006.在り来たりな約束
半年後、私たちはそれぞれ、別の道を行く。
それを痛感させる、一枚のプリント。
そこに書き記した希望進路が、全員同じであるはずもなく。
況してや、柾輝や六助は一学年下だ。
一年後、この場所に私たち全員が揃う事はないのだ。
楽しいからこそ、この時間が終わってしまうのが悲しい。
いつまでも子供でいられないとわかっているけれど―――いつまでも子供でいたいと思える学校生活だった事を、喜ぶべきだろう。
「桜が咲く頃に、部の皆で同窓会をしようか」
「卒業もしてないのに、気が早いね」
ふと思いついた提案に、隣の翼が苦笑する。
私が見つめていたプリントの中身を知っていたから、考えていたこともきっとお見通しだろう。
「でも、それええなぁ。
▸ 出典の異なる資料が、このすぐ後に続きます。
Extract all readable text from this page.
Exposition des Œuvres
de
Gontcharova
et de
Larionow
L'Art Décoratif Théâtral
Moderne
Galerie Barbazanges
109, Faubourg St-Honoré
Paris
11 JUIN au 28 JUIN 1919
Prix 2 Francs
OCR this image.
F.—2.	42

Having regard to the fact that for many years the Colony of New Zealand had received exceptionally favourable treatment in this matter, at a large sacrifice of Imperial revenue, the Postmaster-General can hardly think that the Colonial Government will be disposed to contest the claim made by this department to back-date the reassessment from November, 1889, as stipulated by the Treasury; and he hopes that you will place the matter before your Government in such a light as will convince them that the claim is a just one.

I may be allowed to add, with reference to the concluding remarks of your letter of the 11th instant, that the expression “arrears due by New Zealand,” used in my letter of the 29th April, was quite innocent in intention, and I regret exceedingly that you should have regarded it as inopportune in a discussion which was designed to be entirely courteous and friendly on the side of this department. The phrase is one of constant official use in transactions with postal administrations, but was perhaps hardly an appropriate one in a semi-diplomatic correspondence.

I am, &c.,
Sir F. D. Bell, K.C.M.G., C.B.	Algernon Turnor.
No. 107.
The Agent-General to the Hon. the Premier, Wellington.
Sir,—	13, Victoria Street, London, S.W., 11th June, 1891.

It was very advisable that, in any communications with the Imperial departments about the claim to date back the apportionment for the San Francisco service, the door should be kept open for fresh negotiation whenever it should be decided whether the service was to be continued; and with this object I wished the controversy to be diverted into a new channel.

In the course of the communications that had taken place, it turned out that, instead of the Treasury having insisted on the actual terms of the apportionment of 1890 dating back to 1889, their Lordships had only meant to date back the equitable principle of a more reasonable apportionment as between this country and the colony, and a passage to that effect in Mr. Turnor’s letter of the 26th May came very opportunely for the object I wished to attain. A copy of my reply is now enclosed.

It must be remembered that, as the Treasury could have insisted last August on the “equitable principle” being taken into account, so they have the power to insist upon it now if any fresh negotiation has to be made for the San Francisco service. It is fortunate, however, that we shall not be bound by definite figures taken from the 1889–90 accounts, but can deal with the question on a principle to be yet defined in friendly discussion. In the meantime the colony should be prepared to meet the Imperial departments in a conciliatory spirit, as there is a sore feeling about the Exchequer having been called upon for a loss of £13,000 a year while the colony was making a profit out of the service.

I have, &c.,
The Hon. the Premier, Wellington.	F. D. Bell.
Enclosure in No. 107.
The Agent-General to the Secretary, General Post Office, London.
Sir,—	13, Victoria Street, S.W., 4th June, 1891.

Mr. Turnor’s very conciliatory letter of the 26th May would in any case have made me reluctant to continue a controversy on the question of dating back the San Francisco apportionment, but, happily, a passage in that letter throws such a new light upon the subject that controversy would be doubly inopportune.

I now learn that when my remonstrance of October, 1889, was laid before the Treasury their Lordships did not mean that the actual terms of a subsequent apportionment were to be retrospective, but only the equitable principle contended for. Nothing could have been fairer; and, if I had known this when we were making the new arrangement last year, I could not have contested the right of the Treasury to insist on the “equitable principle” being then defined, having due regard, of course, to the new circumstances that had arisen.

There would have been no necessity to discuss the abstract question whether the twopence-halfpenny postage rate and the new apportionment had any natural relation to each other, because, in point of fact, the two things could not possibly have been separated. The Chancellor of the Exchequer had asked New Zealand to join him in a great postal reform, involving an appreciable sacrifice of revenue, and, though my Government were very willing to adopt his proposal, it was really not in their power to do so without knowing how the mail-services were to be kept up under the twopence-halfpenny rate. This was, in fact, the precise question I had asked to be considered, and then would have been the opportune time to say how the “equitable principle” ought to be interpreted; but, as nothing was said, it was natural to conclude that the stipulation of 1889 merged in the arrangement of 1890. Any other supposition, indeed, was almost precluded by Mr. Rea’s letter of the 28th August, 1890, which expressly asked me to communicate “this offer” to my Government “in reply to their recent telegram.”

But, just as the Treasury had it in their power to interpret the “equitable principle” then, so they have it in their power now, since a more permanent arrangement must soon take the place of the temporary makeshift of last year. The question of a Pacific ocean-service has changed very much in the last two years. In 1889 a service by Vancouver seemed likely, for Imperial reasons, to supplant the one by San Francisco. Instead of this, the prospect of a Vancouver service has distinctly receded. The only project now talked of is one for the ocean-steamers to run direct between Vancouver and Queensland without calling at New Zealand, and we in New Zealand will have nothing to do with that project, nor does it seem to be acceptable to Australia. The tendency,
約束だけでもしとこうや!」
「だな。俺たちだけなら集まれるだろうけど、部の全員となると中々予定が合わないだろうし」
「時期を決めておいたら、予定を開けやすいよな」
「じゃ、そう言う事で決定ね」
まとめるようにそう言う私。
その後を繋げるのは部長である翼の役目だ。
「じゃあ―――桜の季節に、飛葉中サッカー部で同窓会って事で」
異議なし!と翼の声に続く、声。
約束を交わそう。
在り来たりだけれど、優しくてあたたかい、約束を。